3. Cross training is a hard one. One of my clients had talking applications but did not even have a release management strategy that ensure that changes affecting other applications were taken in to account! I think this is a medium term issue, but one way might be to use the documentation approach where people document other peoples apps as a way of cross training, or using code QA processes as a cross training opportunity.
4. See 1 above, and ensure you have clear expectations and training in your documentation methodology, and incorporate that in people goals and measure them against it. As part of the QA process for code release, not only check the code but also the documentation.
Hope that helps.
Kind regards
Jason
Couple more thoughts
1. It takes a long time to get up to speed on new technology. In my experience, three months is not enough time to get up to speed. It's frustrating, yet you have to be realistic. Focus on managing the people for now. Rely on their technical expertise. That's why you were hired, right?
2. Software documentation is overrated. Yes, you need it. Most of it is worthless and never referenced. Having flows and swimlanes and ERD's is fine, but in your situation, you need a minimal set that supports maintenance activities, not designs that would be used to build (ie, waterfall artifacts).
Get a list of all components (files) built and installed, with a quick description of what they do, where the code is, and how the build scripts work. That is 50% of what the maintenance folks need to know.
There are tools that will create object diagrams, ERDs, etc automatically.

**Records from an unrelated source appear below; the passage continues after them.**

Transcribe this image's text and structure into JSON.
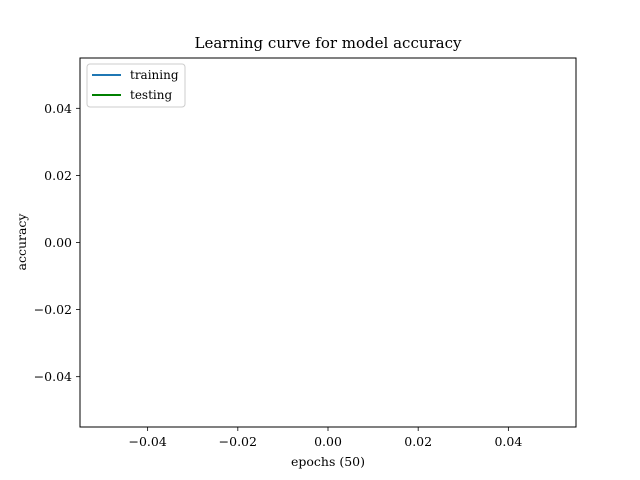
{
  "chart_data": {
    "type": "line",
    "title": "Learning curve for model accuracy",
    "xlabel": "epochs (50)",
    "ylabel": "accuracy",
    "xlim": [
      -0.055,
      0.055
    ],
    "ylim": [
      -0.055,
      0.055
    ],
    "xticks": [
      -0.04,
      -0.02,
      0.0,
      0.02,
      0.04
    ],
    "xtick_labels": [
      "−0.04",
      "−0.02",
      "0.00",
      "0.02",
      "0.04"
    ],
    "yticks": [
      -0.04,
      -0.02,
      0.0,
      0.02,
      0.04
    ],
    "ytick_labels": [
      "−0.04",
      "−0.02",
      "0.00",
      "0.02",
      "0.04"
    ],
    "grid": false,
    "legend_position": "upper left",
    "series": [
      {
        "name": "training",
        "color": "#1f77b4",
        "x": [],
        "y": []
      },
      {
        "name": "testing",
        "color": "#008000",
        "x": [],
        "y": []
      }
    ]
  }
}
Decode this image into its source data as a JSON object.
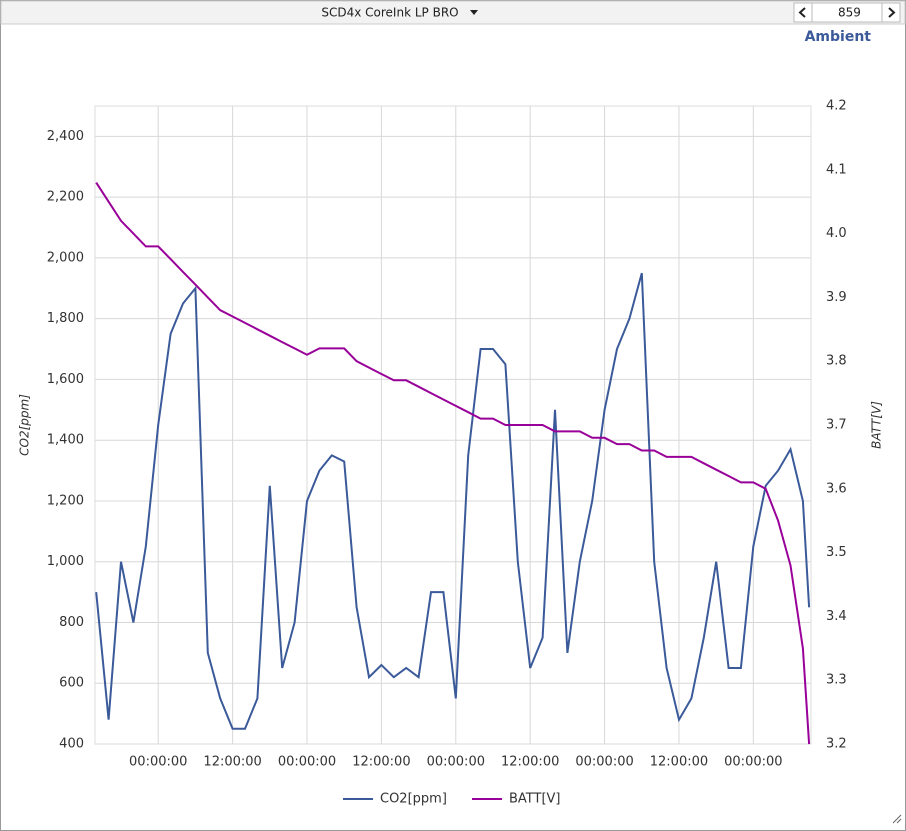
{
  "toolbar": {
    "device": "SCD4x CoreInk LP BRO",
    "page_value": "859",
    "view": "Ambient"
  },
  "chart_data": {
    "type": "line",
    "y_label": "CO2[ppm]",
    "y2_label": "BATT[V]",
    "x": [
      -10,
      -8,
      -6,
      -4,
      -2,
      0,
      2,
      4,
      6,
      8,
      10,
      12,
      14,
      16,
      18,
      20,
      22,
      24,
      26,
      28,
      30,
      32,
      34,
      36,
      38,
      40,
      42,
      44,
      46,
      48,
      50,
      52,
      54,
      56,
      58,
      60,
      62,
      64,
      66,
      68,
      70,
      72,
      74,
      76,
      78,
      80,
      82,
      84,
      86,
      88,
      90,
      92,
      94,
      96,
      98,
      100,
      102,
      104,
      105
    ],
    "xlim": [
      -10.2,
      105.3
    ],
    "xticks": [
      {
        "value": 0,
        "label": "00:00:00"
      },
      {
        "value": 12,
        "label": "12:00:00"
      },
      {
        "value": 24,
        "label": "00:00:00"
      },
      {
        "value": 36,
        "label": "12:00:00"
      },
      {
        "value": 48,
        "label": "00:00:00"
      },
      {
        "value": 60,
        "label": "12:00:00"
      },
      {
        "value": 72,
        "label": "00:00:00"
      },
      {
        "value": 84,
        "label": "12:00:00"
      },
      {
        "value": 96,
        "label": "00:00:00"
      }
    ],
    "ylim": [
      400,
      2500
    ],
    "yticks": [
      400,
      600,
      800,
      {
        "value": 1000,
        "label": "1,000"
      },
      {
        "value": 1200,
        "label": "1,200"
      },
      {
        "value": 1400,
        "label": "1,400"
      },
      {
        "value": 1600,
        "label": "1,600"
      },
      {
        "value": 1800,
        "label": "1,800"
      },
      {
        "value": 2000,
        "label": "2,000"
      },
      {
        "value": 2200,
        "label": "2,200"
      },
      {
        "value": 2400,
        "label": "2,400"
      }
    ],
    "y2lim": [
      3.2,
      4.2
    ],
    "y2ticks": [
      3.2,
      3.3,
      3.4,
      3.5,
      3.6,
      3.7,
      3.8,
      3.9,
      {
        "value": 4,
        "label": "4.0"
      },
      4.1,
      4.2
    ],
    "grid": true,
    "series": [
      {
        "name": "CO2[ppm]",
        "color": "#3b5a9a",
        "values": [
          900,
          480,
          1000,
          800,
          1050,
          1450,
          1750,
          1850,
          1900,
          700,
          550,
          450,
          450,
          550,
          1250,
          650,
          800,
          1200,
          1300,
          1350,
          1330,
          850,
          620,
          660,
          620,
          650,
          620,
          900,
          900,
          550,
          1350,
          1700,
          1700,
          1650,
          1000,
          650,
          750,
          1500,
          700,
          1000,
          1200,
          1500,
          1700,
          1800,
          1950,
          1000,
          650,
          480,
          550,
          750,
          1000,
          650,
          650,
          1050,
          1250,
          1300,
          1370,
          1200,
          850
        ]
      },
      {
        "name": "BATT[V]",
        "color": "#990099",
        "axis": "y2",
        "values": [
          4.08,
          4.05,
          4.02,
          4.0,
          3.98,
          3.98,
          3.96,
          3.94,
          3.92,
          3.9,
          3.88,
          3.87,
          3.86,
          3.85,
          3.84,
          3.83,
          3.82,
          3.81,
          3.82,
          3.82,
          3.82,
          3.8,
          3.79,
          3.78,
          3.77,
          3.77,
          3.76,
          3.75,
          3.74,
          3.73,
          3.72,
          3.71,
          3.71,
          3.7,
          3.7,
          3.7,
          3.7,
          3.69,
          3.69,
          3.69,
          3.68,
          3.68,
          3.67,
          3.67,
          3.66,
          3.66,
          3.65,
          3.65,
          3.65,
          3.64,
          3.63,
          3.62,
          3.61,
          3.61,
          3.6,
          3.55,
          3.48,
          3.35,
          3.2
        ]
      }
    ]
  }
}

Visual Studio will do this.
And if you want to motivate the developers to create it, make it clear to them that they won't be writing any (cool) new code until they create some simple useful documentation for maintenance. No handoff without it. They're resisting partly because they know no one will ever look at most of the design documentation they write. If you show you're willing to create only useful documentation, they'll be less resistant.
In the future, code reviews that rely on good commenting in source code will do more to ensure quality and maintainability than any other activity or documentation.